Indivisible Upper Yellowstone – Weekly Journal
The Week of Saturday, January 2 through Friday, January 8, 2021 [Vol.2 No.25]
The Week’s Most Notable
This may have been one of the more significant weeks in U.S. history. In fact, Wednesday January 6, may be one of those days for the generations to remember. What happened during the week: The worst coronavirus numbers yet, the sacking of the U.S. Capitol building by a Trump incited mob, the Georgia election of two Democrats that flipped control of the Senate, and the desperate follow-up by both Democrats and Republicans to the problem of what to do with Trump, are dramatic in their own right, but the real significance is how they can potentially play out in the longer-term future of democracy in America.
Peak pandemic is what the epidemiologists are calling it. It’s a confluence of bad public behavior, bad mitigation policy, bad leadership, and the proclivity of the virus to up its game during national holidays. After 10 months of confused messaging, political opportunism, and just being plain sick of the pandemic threat, a large proportion of the American public moved about too much, clumped together too much, ignored masking, and staged a variety of superspreader events. It worked. This week’s more than 4,000 deaths in one day, more than 300,000 new COVID-19 cases in one day, and more than 130,000 hospitalizations broke all records and severely tested the medical capacity of the U.S. And yet this did not dominate the news.
It’s the images that will stick. Most Americans will remember the desecration of the national Capitol building: the mob flowing up the Capitol steps, the flutter of Trump flags, the smashing of windows, the shit on the walls, blood on the floor, and the moronic grin of a guy stealing Pelosi’s podium. Some of it had a grotesque carnival atmosphere, but inside – in the halls of Congress – people died, our elected representatives feared for their lives, and the business of Congress, which happened to be certifying a new president, was brought to a halt for much of the day. The alt-right militias had prepared for months, the guardians of the Capitol were conveniently undermanned, the Trump-GOP and right-wing media provided a stream of Big Lie (Stolen Election) rationale, and the President of the United States deliberately pointed the mob in the direction of the Capitol. It was an event of starkly profound symbolism, an apotheosis of a fool’s insurrection, and quite possibly a watershed in the political fortunes of the American democratic experiment.
Meanwhile, that same day the American democracy elected a black preacher and Jewish filmmaker as the two newest members of the United States Senate; coming from the state of Georgia, an astonishing result on many levels. The senators are Democrats and they tip control of the Senate, which will make it possible for President Biden to have a shot at forming his government and enacting his legislation without the intractable obstructionism of Mitch McConnell. Now it’s up to the Democrats to get enough done that they warrant more votes in the 2022 midterms.
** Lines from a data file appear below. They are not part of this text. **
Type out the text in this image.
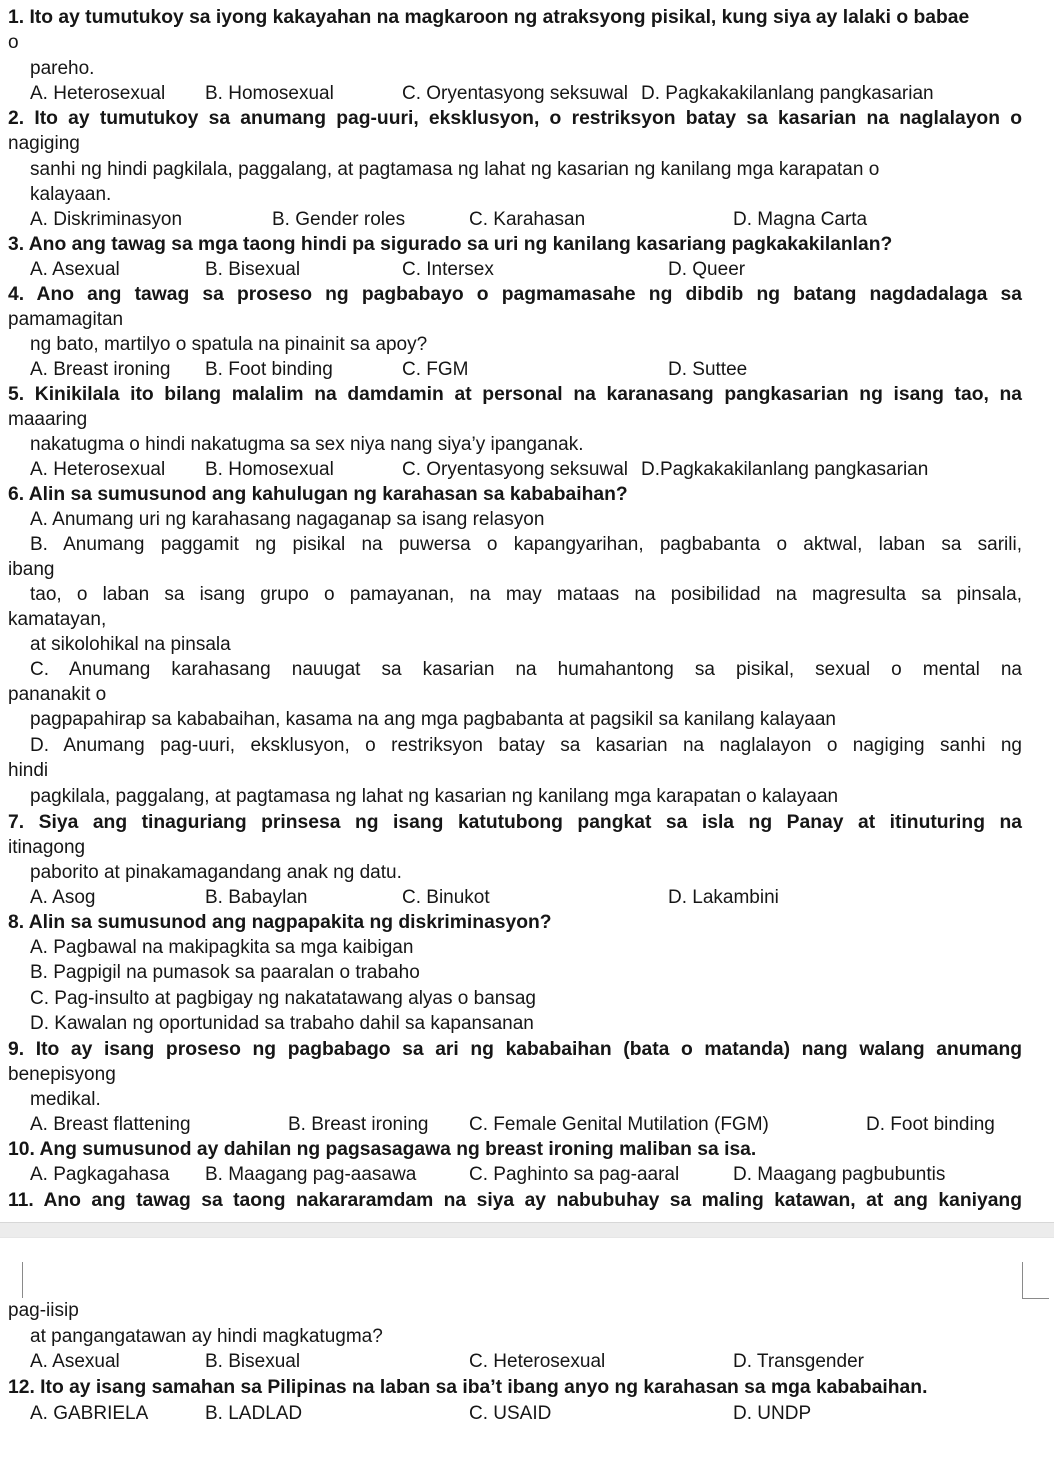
1. Ito ay tumutukoy sa iyong kakayahan na magkaroon ng atraksyong pisikal, kung siya ay lalaki o babae
o
pareho.
A. Heterosexual B. Homosexual	C. Oryentasyong seksuwal D. Pagkakakilanlang pangkasarian
2. Ito ay tumutukoy sa anumang pag-uuri, eksklusyon, o restriksyon batay sa kasarian na naglalayon o
nagiging
sanhi ng hindi pagkilala, paggalang, at pagtamasa ng lahat ng kasarian ng kanilang mga karapatan o
kalayaan.
A. Diskriminasyon	B. Gender roles	C. Karahasan	D. Magna Carta
3. Ano ang tawag sa mga taong hindi pa sigurado sa uri ng kanilang kasariang pagkakakilanlan?
A. Asexual	B. Bisexual	C. Intersex	D. Queer
4. Ano ang tawag sa proseso ng pagbabayo o pagmamasahe ng dibdib ng batang nagdadalaga sa
pamamagitan
ng bato, martilyo o spatula na pinainit sa apoy?
A. Breast ironing B. Foot binding	C. FGM	D. Suttee
5. Kinikilala ito bilang malalim na damdamin at personal na karanasang pangkasarian ng isang tao, na
maaaring
nakatugma o hindi nakatugma sa sex niya nang siya’y ipanganak.
A. Heterosexual B. Homosexual	C. Oryentasyong seksuwal D.Pagkakakilanlang pangkasarian
6. Alin sa sumusunod ang kahulugan ng karahasan sa kababaihan?
A. Anumang uri ng karahasang nagaganap sa isang relasyon
B. Anumang paggamit ng pisikal na puwersa o kapangyarihan, pagbabanta o aktwal, laban sa sarili,
ibang
tao, o laban sa isang grupo o pamayanan, na may mataas na posibilidad na magresulta sa pinsala,
kamatayan,
at sikolohikal na pinsala
C. Anumang karahasang nauugat sa kasarian na humahantong sa pisikal, sexual o mental na
pananakit o
pagpapahirap sa kababaihan, kasama na ang mga pagbabanta at pagsikil sa kanilang kalayaan
D. Anumang pag-uuri, eksklusyon, o restriksyon batay sa kasarian na naglalayon o nagiging sanhi ng
hindi
pagkilala, paggalang, at pagtamasa ng lahat ng kasarian ng kanilang mga karapatan o kalayaan
7. Siya ang tinaguriang prinsesa ng isang katutubong pangkat sa isla ng Panay at itinuturing na
itinagong
paborito at pinakamagandang anak ng datu.
A. Asog	B. Babaylan	C. Binukot	D. Lakambini
8. Alin sa sumusunod ang nagpapakita ng diskriminasyon?
A. Pagbawal na makipagkita sa mga kaibigan
B. Pagpigil na pumasok sa paaralan o trabaho
C. Pag-insulto at pagbigay ng nakatatawang alyas o bansag
D. Kawalan ng oportunidad sa trabaho dahil sa kapansanan
9. Ito ay isang proseso ng pagbabago sa ari ng kababaihan (bata o matanda) nang walang anumang
benepisyong
medikal.
A. Breast flattening	B. Breast ironing C. Female Genital Mutilation (FGM)	D. Foot binding
10. Ang sumusunod ay dahilan ng pagsasagawa ng breast ironing maliban sa isa.
A. Pagkagahasa B. Maagang pag-aasawa	C. Paghinto sa pag-aaral	D. Maagang pagbubuntis
11. Ano ang tawag sa taong nakararamdam na siya ay nabubuhay sa maling katawan, at ang kaniyang
pag-iisip
at pangangatawan ay hindi magkatugma?
A. Asexual	B. Bisexual	C. Heterosexual	D. Transgender
12. Ito ay isang samahan sa Pilipinas na laban sa iba’t ibang anyo ng karahasan sa mga kababaihan.
A. GABRIELA	B. LADLAD	C. USAID	D. UNDP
At the moment, the GOP finds itself wedded to Trump and the Big Lie. Yet there are those in the GOP who appear to be considering divorce, a split from Trump; there are those who continue to support the Big Lie of a stolen election and refuse to grant legitimacy to Biden’s win and there are those who admit Biden’s win and wish to move on. It was thought the debacle at the Capitol would quash support for the Big Lie, but that same night more than 130 Republicans continued their fictional narrative and voted against Biden’s certification. The Big Lie continues to be the top-level motivation for right-wing militias and Republican opposition. Until the Big Lie and the corresponding legally illegitimate claims of having “evidence” for a rigged election are addressed, the right-wing media, Trump’s base, and ultraconservative politicians (much of the GOP) will continue to use it to justify their actions – including the assault on the U.S. Capitol.
Saturday, January 2
[Coronavirus] U.S. Coronavirus Totals: Cases: 20,977,465; Deaths: 358,738
[Election – 2020] Josh Hawley (R-MO) and Ted Cruz (R-TX) Become Headliners for Election Certification Opposition – Joined by 11 other senators and 132 House Republicans, these are the folks who plan on using the Wednesday certification process to further the Big Lie. Their performance for the Trump-GOP base is intended to reinforce the right-wing media propaganda effort to solidify long-term opposition to Biden.
[Election – 2020] Trump Uses Phone Call for Georgia Election Extortion – In an ongoing series of calls and public moves, Trump continued to put pressure on Georgia’s Republican Secretary of State Brad Raffensperger to “find 11,780 ballots.” This is the margin by which Trump lost Georgia. In this case, the phone call was recorded and witnessed by others in the office, which makes it potentially evidence for illegal election tampering. Raffensperger released the recording after Trump went public with his criticism of the Secretary of State.